The district-level hospital services were evaluated quite well by PWDs in terms of attitudes of the service providers (89.9% of PWDs rated it well), medical examination and treatment costs (86.9% of PWDs assessed it as reasonable), and waiting time (79.3% of PWDs do not have to wait long for medical examination). However, hospital  infrastructure (elevators, toilets, wheelchair ramps, etc.) needs to be more PWDs-friendly.
Notably, PWDs are most interested in mental health services among other public services: 37.8% of PWDs chose mental health care as a service that needs to be prioritized for investment by the government in the next five years.

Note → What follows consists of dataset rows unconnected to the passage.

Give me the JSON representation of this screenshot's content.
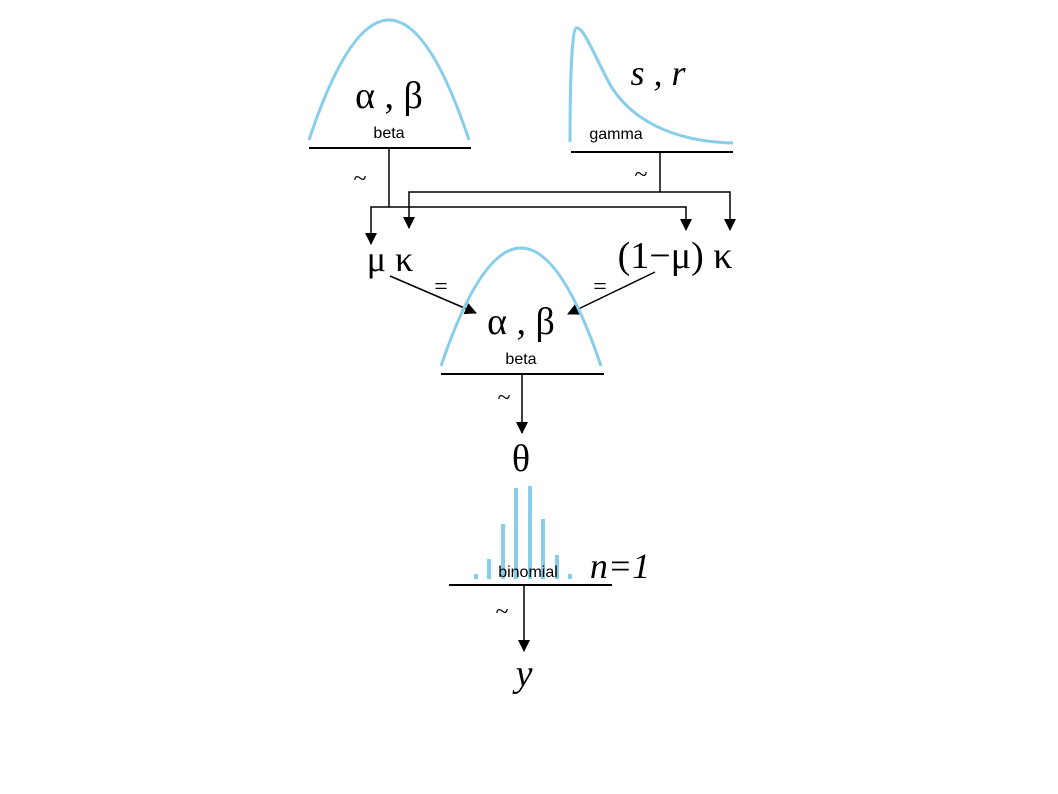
{
  "top_left_prior": {
    "params": "α , β",
    "distribution": "beta",
    "relation": "~"
  },
  "top_right_prior": {
    "params": "s , r",
    "distribution": "gamma",
    "relation": "~"
  },
  "middle": {
    "left_expr": "μ κ",
    "right_expr": "(1−μ) κ",
    "left_relation": "=",
    "right_relation": "=",
    "params": "α , β",
    "distribution": "beta",
    "relation": "~"
  },
  "theta": "θ",
  "likelihood": {
    "distribution": "binomial",
    "n_label": "n=1",
    "relation": "~"
  },
  "observed": "y",
  "colors": {
    "distribution_curve": "#87ceeb",
    "lines": "#000000"
  }
}
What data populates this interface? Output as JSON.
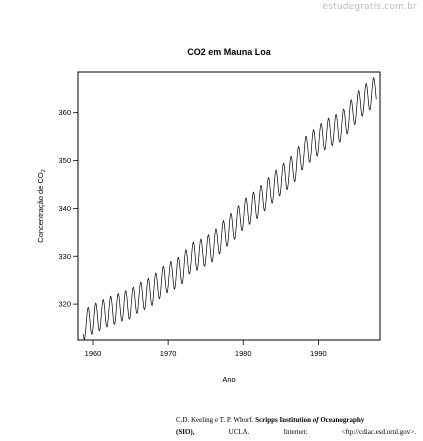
{
  "watermark": "estudegratis.com.br",
  "chart_data": {
    "type": "line",
    "title": "CO2 em Mauna Loa",
    "xlabel": "Ano",
    "ylabel_prefix": "Concentração de CO",
    "ylabel_subscript": "2",
    "xlim": [
      1958,
      1998.2
    ],
    "ylim": [
      312.5,
      368.5
    ],
    "xticks": [
      "1960",
      "1970",
      "1980",
      "1990"
    ],
    "yticks": [
      "320",
      "330",
      "340",
      "350",
      "360"
    ],
    "grid": false,
    "series": [
      {
        "x": [
          1959,
          1960,
          1961,
          1962,
          1963,
          1964,
          1965,
          1966,
          1967,
          1968,
          1969,
          1970,
          1971,
          1972,
          1973,
          1974,
          1975,
          1976,
          1977,
          1978,
          1979,
          1980,
          1981,
          1982,
          1983,
          1984,
          1985,
          1986,
          1987,
          1988,
          1989,
          1990,
          1991,
          1992,
          1993,
          1994,
          1995,
          1996,
          1997
        ],
        "values": [
          315.9,
          316.9,
          317.6,
          318.4,
          318.9,
          319.6,
          320.0,
          321.3,
          322.0,
          322.9,
          324.4,
          325.6,
          326.3,
          327.5,
          329.7,
          330.2,
          331.1,
          332.0,
          333.8,
          335.4,
          336.8,
          338.7,
          339.9,
          341.1,
          342.8,
          344.4,
          345.9,
          347.2,
          348.9,
          351.5,
          352.9,
          354.2,
          355.5,
          356.3,
          357.0,
          358.9,
          360.9,
          362.6,
          363.8
        ],
        "seasonal_amplitude": 6.2
      }
    ]
  },
  "credit": {
    "line1_authors": "C.D. Keeling e T. P. Whorf.",
    "line1_inst_a": "Scripps Institution",
    "line1_of": "of",
    "line1_inst_b": "Oceanography",
    "line2_a": "(SIO),",
    "line2_b": "UCLA.",
    "line2_c": "Internet:",
    "line2_d": "<ftp://cdiac.esd.ornl.gov>."
  }
}
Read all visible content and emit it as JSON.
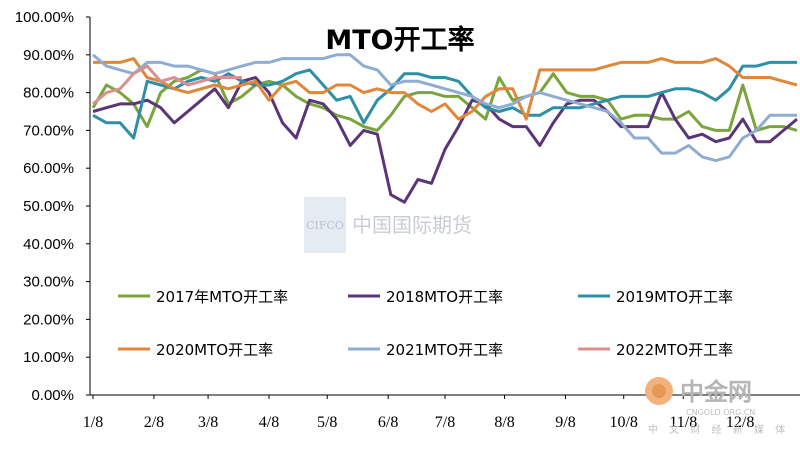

The above results show that there are still many barriers for PWDs in general in participating in sociopolitical activities, carrying out administrative procedures, and using public services such as public transport, public facilities, and health services. Deep-diving in the issues, persons with hearing and speech, intellectual, mental and psychiatric disabilities are the groups that face particular difficulties and are most often left behind compared to other groups.

From the above results, the research team proposes the following recommendations:
● In terms of policies, it is important for the government to have appropriate support and investment in inclusive infrastructure/facilities so that PWDs can participate in socio-political activities as well as carry out public administrative procedures as others. Simultaneously, PWDs also need to have full access to information sources and be equipped with the knowledge and skills to use those facilities. In particular, policies on the inclusion of PWDs should fully pay attention to the characteristics and needs of each group of different types of disabilities to
ensure that no group is left behind, especially persons with hearing and speech, intellectual, mental and psychiatric disabilities.
Further research on PWDs should focus on more representative sampling and explore topics such as mental health, rights to property, PWDs’ political participation, the intersection of gender and disability, etc. more deeply.